Going to the Dentist While Taking Warfarin

By: Alere Staff

There are many areas of dental care that could affect the heart, including whether a patient is taking anticoagulation medication. Since treating heart patients with dental problems must be done carefully, you should advise your dentist of any heart conditions, cardiac problems, and medication you are taking, like warfarin.

Bleeding Risk

There have not been many studies measuring how much blood is lost during dental procedures. One small study however found no difference in the blood loss between patients who continued warfarin and those who stopped it 72 to 96 hours before the procedure.1

Do I have to stop taking warfarin for dental procedures?

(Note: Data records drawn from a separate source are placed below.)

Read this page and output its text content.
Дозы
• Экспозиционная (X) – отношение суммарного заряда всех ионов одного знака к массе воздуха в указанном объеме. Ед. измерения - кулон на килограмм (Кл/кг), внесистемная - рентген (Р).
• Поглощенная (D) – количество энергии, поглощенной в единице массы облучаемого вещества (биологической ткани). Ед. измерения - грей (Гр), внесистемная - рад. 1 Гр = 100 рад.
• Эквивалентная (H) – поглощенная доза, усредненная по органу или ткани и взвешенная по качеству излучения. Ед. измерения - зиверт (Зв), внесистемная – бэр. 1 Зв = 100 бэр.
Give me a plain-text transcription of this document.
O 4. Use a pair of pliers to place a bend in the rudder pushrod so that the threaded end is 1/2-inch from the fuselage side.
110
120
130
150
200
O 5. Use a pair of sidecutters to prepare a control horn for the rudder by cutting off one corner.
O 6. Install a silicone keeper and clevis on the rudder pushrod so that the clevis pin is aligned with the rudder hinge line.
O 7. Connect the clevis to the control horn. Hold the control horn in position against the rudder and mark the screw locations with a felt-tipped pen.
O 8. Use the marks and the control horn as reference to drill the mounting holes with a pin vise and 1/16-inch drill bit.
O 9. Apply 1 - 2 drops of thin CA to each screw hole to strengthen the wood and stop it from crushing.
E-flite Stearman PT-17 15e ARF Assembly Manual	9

It has been common for patients taking warfarin to stop taking it several days before certain procedures. If you stop taking or take less warfarin before the dental treatment, this could increase your chance of a blood clot.1 During recent years and several studies and clinical reviews, it is now more generally agreed that anticoagulant drug regimens should not be altered or reduced prior to treatment.2-4

Another option instead of stopping or reducing warfarin is to bridge warfarin and heparin. Bridging refers to giving a short-acting anticoagulant, usually heparin given by injection for 10 to 12 days around the time of the procedure. But, even bridging warfarin with heparin has recently been under review and may not be necessary, depending on the individual.5, 6

Talk to your doctors

If you have a dental procedure coming up, make sure your dentist knows you are taking warfarin. Your dentist and your treating doctor can tell you whether you are at risk for bleeding. Talking to both your dentist and doctor managing your warfarin would help determine your best option before the procedure.

  1. Campbell JH, Alvarado F and Murray RA. Anticoagulation and minor oral surgery: should the anticoagulation regimen be altered? J Oral Maxillofac Surg 2000; 131: 131-5.
  2. Todd DW. Anticoagulated patients and oral surgery. Arch Intern Med 2003; 163: 1242.
  3. Linnebur, S. A., et al. Educational Practices Regarding Anticoagulation and Dental Procedures in U.S. Dental Schools. Journal of Dental Education February 1, 2007 vol. 71 no. 2 296-303.
  4. Wahl MJ. Dental surgery in anticoagulated patients. Arch Intern Med 1998; 158: 1610-6.
  5. Armstrong MJ, et al "Summary of evidence-based guideline: Periprocedural management of antithrombotic medications in patients with ischemic cerebrovascular disease: Report of the Guideline Development Subcommittee of the American Academy of Neurology" Neurology 2013; 80: 2065-2069.
  6. Kovich O and Otley CC. Thrombotic complications related to discontinuation of warfarin and aspirin therapy perioperatively for cutaneous operation. J Am Acad Dermatol 2003; 48: 233-7.